This is how extreme weather events and climate change are connected
It is widely known that weather is not climate. It is also widely known that climate, and therefore climate change, can significantly affect the weather over time — not only with respect to changes in trends in important indicators like temperature and precipitation, but also with respect to the likelihoods and intensities of extreme events.
The correlation between climate and impacts is, however, most often complicated by confounding factors that include all variety of human behaviors; and that is why something called “forensic attribution” is now a growth industry.

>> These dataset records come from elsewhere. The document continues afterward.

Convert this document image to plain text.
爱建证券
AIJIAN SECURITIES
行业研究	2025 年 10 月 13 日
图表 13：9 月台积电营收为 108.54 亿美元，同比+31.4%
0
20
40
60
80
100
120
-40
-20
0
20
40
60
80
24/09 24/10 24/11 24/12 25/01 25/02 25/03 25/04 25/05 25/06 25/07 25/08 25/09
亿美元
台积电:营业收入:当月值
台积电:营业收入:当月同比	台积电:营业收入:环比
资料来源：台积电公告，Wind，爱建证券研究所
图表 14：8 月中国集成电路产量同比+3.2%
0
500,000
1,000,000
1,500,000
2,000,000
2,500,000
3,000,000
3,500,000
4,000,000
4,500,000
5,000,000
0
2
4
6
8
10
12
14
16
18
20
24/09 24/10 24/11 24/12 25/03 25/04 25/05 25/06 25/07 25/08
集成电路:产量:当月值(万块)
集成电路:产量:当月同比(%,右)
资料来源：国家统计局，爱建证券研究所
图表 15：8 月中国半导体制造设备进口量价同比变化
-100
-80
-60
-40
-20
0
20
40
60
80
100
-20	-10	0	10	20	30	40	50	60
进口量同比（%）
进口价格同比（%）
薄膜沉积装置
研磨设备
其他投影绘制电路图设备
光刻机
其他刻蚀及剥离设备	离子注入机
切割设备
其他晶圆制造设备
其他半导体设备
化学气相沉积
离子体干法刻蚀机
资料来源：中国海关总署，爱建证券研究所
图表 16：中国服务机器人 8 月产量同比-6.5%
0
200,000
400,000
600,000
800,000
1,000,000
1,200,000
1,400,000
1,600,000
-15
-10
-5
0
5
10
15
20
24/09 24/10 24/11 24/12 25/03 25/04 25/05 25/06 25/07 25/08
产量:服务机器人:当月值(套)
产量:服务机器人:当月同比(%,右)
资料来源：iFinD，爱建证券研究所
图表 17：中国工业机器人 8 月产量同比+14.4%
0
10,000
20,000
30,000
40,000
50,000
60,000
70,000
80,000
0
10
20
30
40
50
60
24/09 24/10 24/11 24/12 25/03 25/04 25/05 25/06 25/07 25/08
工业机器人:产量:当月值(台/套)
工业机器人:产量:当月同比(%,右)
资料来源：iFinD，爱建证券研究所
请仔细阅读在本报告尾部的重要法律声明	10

Benjamin Santer crafted an up-to-date and extensive review of the state of knowledge of forensic attribution even in its formative stages and summarized in a recent op-ed.
In 2021, when an extreme event like the recent flash flooding in western Germany occurs, the question is “How much of the observed extreme intensity can be attributed to climate change?”

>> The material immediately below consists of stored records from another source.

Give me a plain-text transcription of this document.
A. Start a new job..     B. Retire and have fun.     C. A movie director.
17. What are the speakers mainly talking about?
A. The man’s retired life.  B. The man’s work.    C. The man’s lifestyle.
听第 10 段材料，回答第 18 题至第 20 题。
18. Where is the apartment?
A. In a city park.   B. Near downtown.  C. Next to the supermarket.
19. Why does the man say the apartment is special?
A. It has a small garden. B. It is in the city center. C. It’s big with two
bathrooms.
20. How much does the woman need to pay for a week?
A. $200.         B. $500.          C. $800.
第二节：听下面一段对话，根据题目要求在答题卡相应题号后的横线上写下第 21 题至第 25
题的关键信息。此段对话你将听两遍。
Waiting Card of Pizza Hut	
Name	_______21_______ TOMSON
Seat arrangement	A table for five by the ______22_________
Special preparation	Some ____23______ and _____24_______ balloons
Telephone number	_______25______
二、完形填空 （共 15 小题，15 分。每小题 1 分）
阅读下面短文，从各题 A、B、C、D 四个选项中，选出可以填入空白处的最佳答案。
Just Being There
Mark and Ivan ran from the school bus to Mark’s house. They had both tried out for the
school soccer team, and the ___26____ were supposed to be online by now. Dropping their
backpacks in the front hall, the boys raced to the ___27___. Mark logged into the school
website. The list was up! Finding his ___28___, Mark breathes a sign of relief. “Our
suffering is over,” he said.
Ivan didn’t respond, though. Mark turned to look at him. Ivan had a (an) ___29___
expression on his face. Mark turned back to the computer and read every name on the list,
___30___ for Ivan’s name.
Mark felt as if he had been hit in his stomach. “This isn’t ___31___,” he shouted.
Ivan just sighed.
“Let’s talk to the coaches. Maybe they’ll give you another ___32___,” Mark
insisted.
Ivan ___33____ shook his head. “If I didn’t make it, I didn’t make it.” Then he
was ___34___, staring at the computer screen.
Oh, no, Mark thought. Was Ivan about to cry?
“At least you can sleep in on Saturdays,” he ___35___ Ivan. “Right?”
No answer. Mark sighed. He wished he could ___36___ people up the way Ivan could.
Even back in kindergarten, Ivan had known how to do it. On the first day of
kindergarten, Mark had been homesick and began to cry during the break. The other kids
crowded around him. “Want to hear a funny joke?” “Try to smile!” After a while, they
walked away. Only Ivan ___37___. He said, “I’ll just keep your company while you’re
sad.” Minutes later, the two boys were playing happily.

As is always the case in climate change, the answer to the question is always “It depends.” But on what? Is there any way to sort out the facts about both change and the rate of change?

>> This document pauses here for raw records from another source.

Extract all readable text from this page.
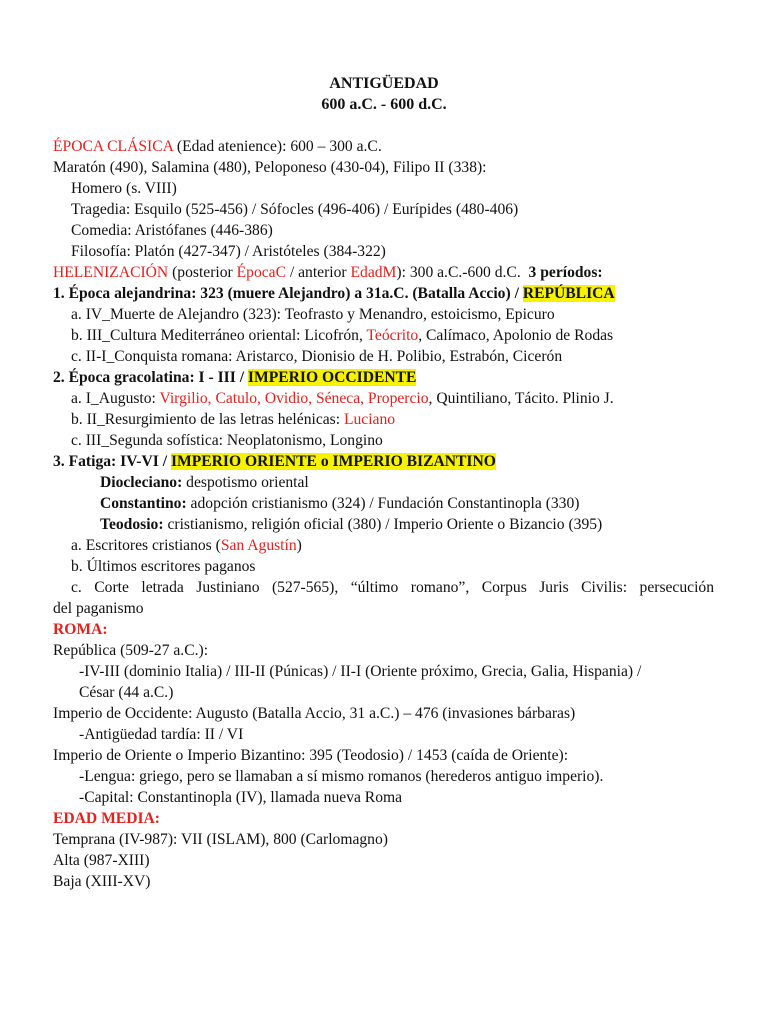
ANTIGÜEDAD
600 a.C. - 600 d.C.
ÉPOCA CLÁSICA (Edad atenience): 600 – 300 a.C.
Maratón (490), Salamina (480), Peloponeso (430-04), Filipo II (338):
Homero (s. VIII)
Tragedia: Esquilo (525-456) / Sófocles (496-406) / Eurípides (480-406)
Comedia: Aristófanes (446-386)
Filosofía: Platón (427-347) / Aristóteles (384-322)
HELENIZACIÓN (posterior ÉpocaC / anterior EdadM): 300 a.C.-600 d.C.  3 períodos:
1. Época alejandrina: 323 (muere Alejandro) a 31a.C. (Batalla Accio) / REPÚBLICA
a. IV_Muerte de Alejandro (323): Teofrasto y Menandro, estoicismo, Epicuro
b. III_Cultura Mediterráneo oriental: Licofrón, Teócrito, Calímaco, Apolonio de Rodas
c. II-I_Conquista romana: Aristarco, Dionisio de H. Polibio, Estrabón, Cicerón
2. Época gracolatina: I - III / IMPERIO OCCIDENTE
a. I_Augusto: Virgilio, Catulo, Ovidio, Séneca, Propercio, Quintiliano, Tácito. Plinio J.
b. II_Resurgimiento de las letras helénicas: Luciano
c. III_Segunda sofística: Neoplatonismo, Longino
3. Fatiga: IV-VI / IMPERIO ORIENTE o IMPERIO BIZANTINO
Diocleciano: despotismo oriental
Constantino: adopción cristianismo (324) / Fundación Constantinopla (330)
Teodosio: cristianismo, religión oficial (380) / Imperio Oriente o Bizancio (395)
a. Escritores cristianos (San Agustín)
b. Últimos escritores paganos
c. Corte letrada Justiniano (527-565), “último romano”, Corpus Juris Civilis: persecución
del paganismo
ROMA:
República (509-27 a.C.):
-IV-III (dominio Italia) / III-II (Púnicas) / II-I (Oriente próximo, Grecia, Galia, Hispania) /
César (44 a.C.)
Imperio de Occidente: Augusto (Batalla Accio, 31 a.C.) – 476 (invasiones bárbaras)
-Antigüedad tardía: II / VI
Imperio de Oriente o Imperio Bizantino: 395 (Teodosio) / 1453 (caída de Oriente):
-Lengua: griego, pero se llamaban a sí mismo romanos (herederos antiguo imperio).
-Capital: Constantinopla (IV), llamada nueva Roma
EDAD MEDIA:
Temprana (IV-987): VII (ISLAM), 800 (Carlomagno)
Alta (987-XIII)
Baja (XIII-XV)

It turns out that a scientifically rigorous answer to this question is “Yes.” Since responding to climate change is a risk management problem, the world has accepted that the key to organize our thoughts must focus on the two fundamental components of risk — likelihood and consequence or, in the vernacular, frequency and intensity.
Take, for example, the very recent severe flooding in Western Germany. Three months of rain fell in three hours. Flooding caused enormous damage with nearly 200 deaths and more than 300 missing as of July 20. It was the worst flooding event in more than 50 years — but that means that there had been a similar flooding event in the lifetimes of some residents. It was very unusual to see it repeat in 2021, but it was not statistically difficult to explain.